Joint ETF, FEPORT and ESPO statement about the study on the current development in the maritime and port sector 

“Market based and technological developments in the shipping sector and technological innovation represent major challenges for the port sector” says an EU funded study.

In June 2013, ETF, IDC, FEPORT and ESPO established, with the support of the European Commission, the Sectoral Social Dialogue Committee for ports (SSDC for Ports).

In order to feed their discussions about the current challenges faced by the port sector, ETF, IDC, FEPORT have requested and obtained funding from DG Employment to commission a study about the socio-economic impact of technological innovation and market-based developments in shipping on the port sector.

The study was finalized end of January 2019 and contains interesting and well documented insights about the impact of current developments in the shipping sector as well as the use of new technologies.

The on-field part of the study has allowed the consultants to see that innovation at terminals is a reality which materializes through investments in ICT and communication systems to improve port operations. It was observed that he processes related to gate operations, the stacking yard and hinterland connections are projected to develop automated features first, whereas the automation of STS gantry cranes and horizontal transportation on the terminal might need more evidence for being financially beneficial investments.

Aside from the terminal operations, the hinterland connections are strongly impacted by the capacity peaks on the terminal as well as inland transport restrictions (e.g., gate opening hours) and vertical integration of terminals and logistics. The operational peaks and the construction of modern integrated supply-chains place great demands upon the flexibility of ports and terminals by cargo interests and shipping lines to handle cargo flows.

The study shows that container terminal operators and their employees are evolving in a highly competitive environment and have deployed tremendous efforts to adapt their terminals to the ever-growing size of vessels and its cascading effects.

Already for some decades, the dynamics in the shipping industry are driven by the principle of economies of scale with the objective to reduce the cost per unit. These dynamics result in a shift of costs on other actors of the maritime logistics chain such as terminal operators who need to invest in equipment.

Due to the fact that alliances operating ultra large container ships have rationalized their rotations and decreased the number of port calls, terminals face difficulties to get a return on investment for their new equipment. In turn, employees face downward pressure on their working conditions.

Adaptation concerns adjustments in the operating assets and processes on container terminals but also port labour which must adapt to the alternation of peaks and low periods of activity while being constantly required to improve productivity.

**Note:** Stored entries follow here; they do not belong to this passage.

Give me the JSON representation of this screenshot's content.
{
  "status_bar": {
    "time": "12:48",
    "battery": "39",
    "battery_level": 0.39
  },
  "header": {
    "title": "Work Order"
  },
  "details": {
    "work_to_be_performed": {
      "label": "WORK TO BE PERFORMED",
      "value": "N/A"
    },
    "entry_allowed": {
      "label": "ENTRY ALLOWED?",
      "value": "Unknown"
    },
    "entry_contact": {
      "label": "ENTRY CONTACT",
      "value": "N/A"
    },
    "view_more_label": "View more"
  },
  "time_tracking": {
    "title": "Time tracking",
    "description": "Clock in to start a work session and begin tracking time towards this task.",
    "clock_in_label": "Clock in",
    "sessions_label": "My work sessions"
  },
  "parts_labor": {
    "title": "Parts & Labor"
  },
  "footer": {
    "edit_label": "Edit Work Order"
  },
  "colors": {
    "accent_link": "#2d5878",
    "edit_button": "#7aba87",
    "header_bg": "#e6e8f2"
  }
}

Terminal operations are also requiring new skills and important amounts of investments in training. To accompany similar initiatives that are already taking place at national level, social partners are keen to engage in projects that would help identify what are the jobs that will be needed in the future in European ports.

“This study constitutes an insightful snapshot regarding the situation that prevails in container ports and highlights the fact that adaptation to market development and technological innovation requires major investments in equipment, solutions as well as continuous reskilling and upskilling of ports workers. However, we still need to fine tune our understanding about the skills needed in the future and therefore believe that another EU funded study further looking into the new jobs will be helpful for the discussions we shall have,” said Lamia Kerdjoudj-Belkaid, FEPORT – Secretary General.

“The study draws a good picture of the developments in the shipping sector impacting port operations and labour, as well as technological developments within the ports. We now need to assess what these developments mean more concretely in terms of future job profiles. In order to make a comprehensive assessment, we should see this together with the other societal, geopolitical and environmental challenges impacting ports within the wider logistics chain,” said Isabelle Ryckbost, ESPO Secretary General.

“This study is the first-ever attempt to look at how the technological and business choices made by shipping companies is impacting ships’ main service providers: the terminals and their employees. We look forward to deepening the results of the study in the near future, so as to get sound empirical evidence of this preliminary project. But the trend is clear. Terminals are required by their customers to invest more and more often but due to the game of the alliances they do not get certainty on the return of their investments. This has destabilising effect on the workforce, as it can have repercussion on job stability, safety and working conditions in general. We believe it is high-time for shipping lines to open discussions with the other actors of the maritime transport chain, including port workers. The study did not put forward evidence that all these huge investments give the guarantee that the cargo handling services will be more efficient and cheaper and that it fulfils the needs of the shipping industry such as fast turnaround time,” said Livia Spera, ETF Acting General Secretary.